Sequestro Pinna-bis giudizi separati per Manca e Faedda

Via al processo di secondo grado per l’allevatore di Giave Per l’altro imputato l’arrivo in aula è previsto il 14 luglio

SASSARI. Si separano i destini dei due condannati in primo grado nel processo bis per il rapimento di Titti Pinna, l’allevatore di Bonorva che era stato prelevato nella sua azienda di “Monti Frusciu” da un commando di banditi e poi tenuto prigioniero per 8 mesi in un ovile di Sedilo. Ieri mattina davanti al collegio della corte d’appello presieduto da Plinia Azzena si è aperto il processo per Antonio Faedda, 46 anni, nato a Grossetto ma residente a Giave, condannato il 3 dicembre 2015 a 25 anni di reclusione dai giudici della corte d’assise di Sassari. Per Giovanni Maria “Mimmiu” Manca, 55 anni di Nuoro e residente a Bonorva, condannatro a 28 anni, il processo d’appello comincerà invece il 14 luglio. La decisione è stata presa dopo che il suo nuovo legale - l’avvocato Pasqualino Federici (che ha preso il posto di Salvatore Desole che lo aveva difeso in primo grado) ha chiesto un rinvio per ragioni di salute.

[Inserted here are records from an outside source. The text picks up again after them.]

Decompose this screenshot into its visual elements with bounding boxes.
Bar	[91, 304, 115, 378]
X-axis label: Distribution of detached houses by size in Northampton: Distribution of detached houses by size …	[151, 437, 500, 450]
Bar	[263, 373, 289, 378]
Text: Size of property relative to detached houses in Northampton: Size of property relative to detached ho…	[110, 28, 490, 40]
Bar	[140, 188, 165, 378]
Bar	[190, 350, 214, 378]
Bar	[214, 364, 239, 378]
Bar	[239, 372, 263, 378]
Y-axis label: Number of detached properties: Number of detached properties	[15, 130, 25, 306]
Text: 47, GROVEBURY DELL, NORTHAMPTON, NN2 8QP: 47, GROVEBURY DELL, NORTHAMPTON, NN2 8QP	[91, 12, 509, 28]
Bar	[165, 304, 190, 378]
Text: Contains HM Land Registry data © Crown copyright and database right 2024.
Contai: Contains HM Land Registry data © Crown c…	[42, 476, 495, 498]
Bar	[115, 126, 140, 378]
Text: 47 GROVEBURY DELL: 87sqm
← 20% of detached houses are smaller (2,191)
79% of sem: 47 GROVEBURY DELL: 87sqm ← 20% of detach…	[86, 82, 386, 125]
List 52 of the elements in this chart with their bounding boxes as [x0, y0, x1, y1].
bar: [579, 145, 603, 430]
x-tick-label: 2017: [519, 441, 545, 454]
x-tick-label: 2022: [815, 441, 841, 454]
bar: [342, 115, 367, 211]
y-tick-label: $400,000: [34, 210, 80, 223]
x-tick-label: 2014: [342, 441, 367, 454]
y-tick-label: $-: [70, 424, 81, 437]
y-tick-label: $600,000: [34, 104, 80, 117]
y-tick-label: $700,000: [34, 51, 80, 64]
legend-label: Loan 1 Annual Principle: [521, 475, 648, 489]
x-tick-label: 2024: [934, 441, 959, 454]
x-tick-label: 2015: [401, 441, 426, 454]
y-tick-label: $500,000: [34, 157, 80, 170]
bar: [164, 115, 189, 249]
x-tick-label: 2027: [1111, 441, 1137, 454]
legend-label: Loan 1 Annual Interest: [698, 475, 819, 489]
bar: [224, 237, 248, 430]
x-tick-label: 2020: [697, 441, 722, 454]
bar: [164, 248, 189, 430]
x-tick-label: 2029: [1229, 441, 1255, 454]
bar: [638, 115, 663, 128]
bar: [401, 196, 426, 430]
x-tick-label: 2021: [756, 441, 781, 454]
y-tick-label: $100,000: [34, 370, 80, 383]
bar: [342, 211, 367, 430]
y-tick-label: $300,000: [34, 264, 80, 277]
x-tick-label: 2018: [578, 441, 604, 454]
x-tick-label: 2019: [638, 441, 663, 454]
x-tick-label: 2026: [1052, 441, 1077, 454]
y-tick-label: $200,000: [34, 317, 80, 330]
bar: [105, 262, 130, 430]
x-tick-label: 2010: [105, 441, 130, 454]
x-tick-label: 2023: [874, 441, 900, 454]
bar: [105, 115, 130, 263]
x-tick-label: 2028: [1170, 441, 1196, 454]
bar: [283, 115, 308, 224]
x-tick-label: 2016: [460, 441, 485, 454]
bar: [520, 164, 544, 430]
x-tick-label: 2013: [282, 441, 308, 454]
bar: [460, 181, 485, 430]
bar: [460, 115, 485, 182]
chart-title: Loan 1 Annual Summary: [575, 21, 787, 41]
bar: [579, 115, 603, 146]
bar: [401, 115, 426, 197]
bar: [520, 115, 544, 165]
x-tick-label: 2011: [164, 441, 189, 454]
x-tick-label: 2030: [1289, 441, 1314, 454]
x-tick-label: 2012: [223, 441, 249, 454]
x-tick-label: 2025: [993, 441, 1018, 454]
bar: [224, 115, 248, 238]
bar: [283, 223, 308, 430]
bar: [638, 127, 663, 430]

Ieri, quindi, il processo d’appello è iniziato solo per Antonio Faedda, difeso dall’avvocato Gian Marco Mura che in apertura ha anche preannunciato l’intenzione di presentare istanza di ricusazione per i giudici Plinia Azzena e Massimo Zaniboni che avevano fatto parte del collegio che in primo grado aveva condannato Salvatore Atzas (a 30 anni) e Natalino Narranca (17, poi assolto in Cassazione). La presidente ha annunciato che comunque il processo va avanti e ha già fissato i prossimi due appuntamenti: il 5 giugno per l’intervento del procuratore generale Gabriella Pintus e il 9 giugno per l’arringa dell’avvocato Gian Marco Mura. Poi, fatte salve eventuali repliche, la corte si ritirerà per la sentenza.

L’udienza di ieri è stata dedicata interamente alla relazione del giudice Massimo Zaniboni che ha ripercorso in oltre 50 pagine la drammatica vicenda del sequestro di Titti Pinna e i vari passaggi di una inchiesta complessa che ha avuto due fasi (la prima ha portato davanti ai giudici Atzas e Barranca) e la seconda con Manca e Faedda, già condannati in primo grado e ora alle prese con il processo d’appello. A giudicare da quanto emerso ieri, verterà, per l’allevatore di Giave, soprattutto sulla ricostruzione della mappa delle celle telefoniche agganciate (e quindi sul percorso fatto da Faedda nei momenti cruciali del sequestro di Titti Pinna), sui riscontri relativi alla giornata trascorsa da Faedda quel 19 settembre del 2006 e sul fatto che - secondo l’avvocato Mura - il suo assistito non avrebbe avuto mai alcun contatto con esponenti dell’area sedilese coinvolti a vario titolo nella vicenda del sequestro dell’allevatore di Bonorva.

Manca e Faedda erano stati condannati insieme nel dicembre di due anni fa,

e ora verranno giudicati separatamente. Si dividono i loro percorsi, e anche le decisioni dei giudici arriveranno in momenti diversi. Nel senso che Manca sarà giudicato quando saprà già come è andata a finire in appello per Antonio Faedda. Appuntamento il 5 giugno con l’intervento dell’accusa.